A handful of protesters poured a bucket of dead fish onto the ground outside the Sydney office of NSW Regional Water Minister Niall Blair this week urging him to change the way the system is run.
Concern over native fish populations have spiked following a series of events that have led to mass fish kills in the Murray-Darling basin, caused by algal blooms, rapid temperature changes and low water flows.
But some residents along the river, like Albert Hartnett, blame mismanagement of the Murray-Darling Basin Plan.
“A lot of people aren’t aware of the urgency of the situation,” he told NITV.
The Darling River has been reduced to puddles in some parts of north-west New South Wales – and is bone dry in Mr Hartnett’s hometown of Bourke.
“It’s a river system that feeds a lot of communities that live along the Murray-Darling rivers.”
“I think it’s important that we provide a better understanding and awareness of the state of emergency that communities are in out in the western districts.”
Mr Hartnett, a Wangkumarra man who led the rally, was invited behind the police cordon to present a petition to the minister’s office.
“I think he needs to take a long hard look at the situation and give those communities out there a democratic voice,” he said.
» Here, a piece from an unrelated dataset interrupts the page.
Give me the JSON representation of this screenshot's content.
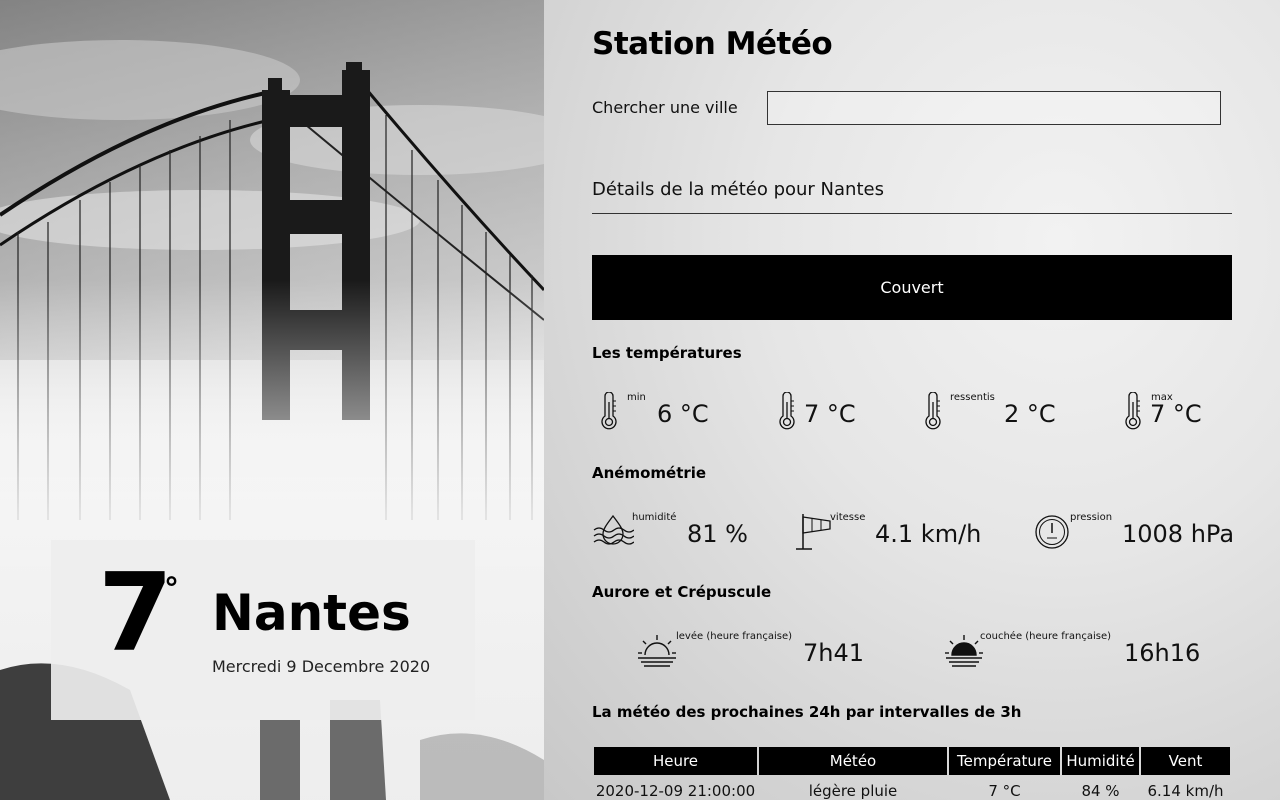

Deputy Prime Minister Michael McCormack has left the door open to a royal commission into the management of Australia's largest river system as NSW fisheries staff truck distressed Murray cod south.
Mr McCormack travelled to Menindee in western NSW on Thursday where there have been a number of mass fish death events in recent months.
He blamed the drought - rather than the over-allocation of water to irrigators - but said the government would know more after water scientist Robert Vertessy completes an inquiry into the Murray-Darling basin fish kills.
Professor Vertessy is expected to release his final report on March 31.
"If (a royal commission) is one of the recommendations then certainly the government will examine it closely," Mr McCormack said.
"I don't want to pre-empt anything that that inquiry is going to say or do. We will hear back from him in good time."
In Menindee, NSW fisheries staff have begun capturing stressed Murray cod to truck them to healthier waters hundreds of kilometres downstream.
The push to remove them from a pool south of weir 32 comes ahead of flows from that weir ceasing in order to maintain the town's water supply, the primary industries department said in a statement.
"Relocating fish is not a preferred solution because of the additional pressure it places on already stressed fish," the department acknowledged.
"However fisheries experts from DPI are prepared to do whatever they can to help the state's native fish during these exceptional circumstances."
NSW Greens MP David Shoebridge, who recently travelled to north-west NSW, described the situation as “devastating” for Aboriginal communities along the river.
“Aboriginal Elders are in despair,” he told NITV.
“These are rivers that are central not just to their daily fundamental needs of clean water and living but central to their culture.”
“They can’t take their children down and fish and swim in the rivers. They can’t pass on the stories because there’s no river. There’s stagnant unhealthy ponds of dead fish.”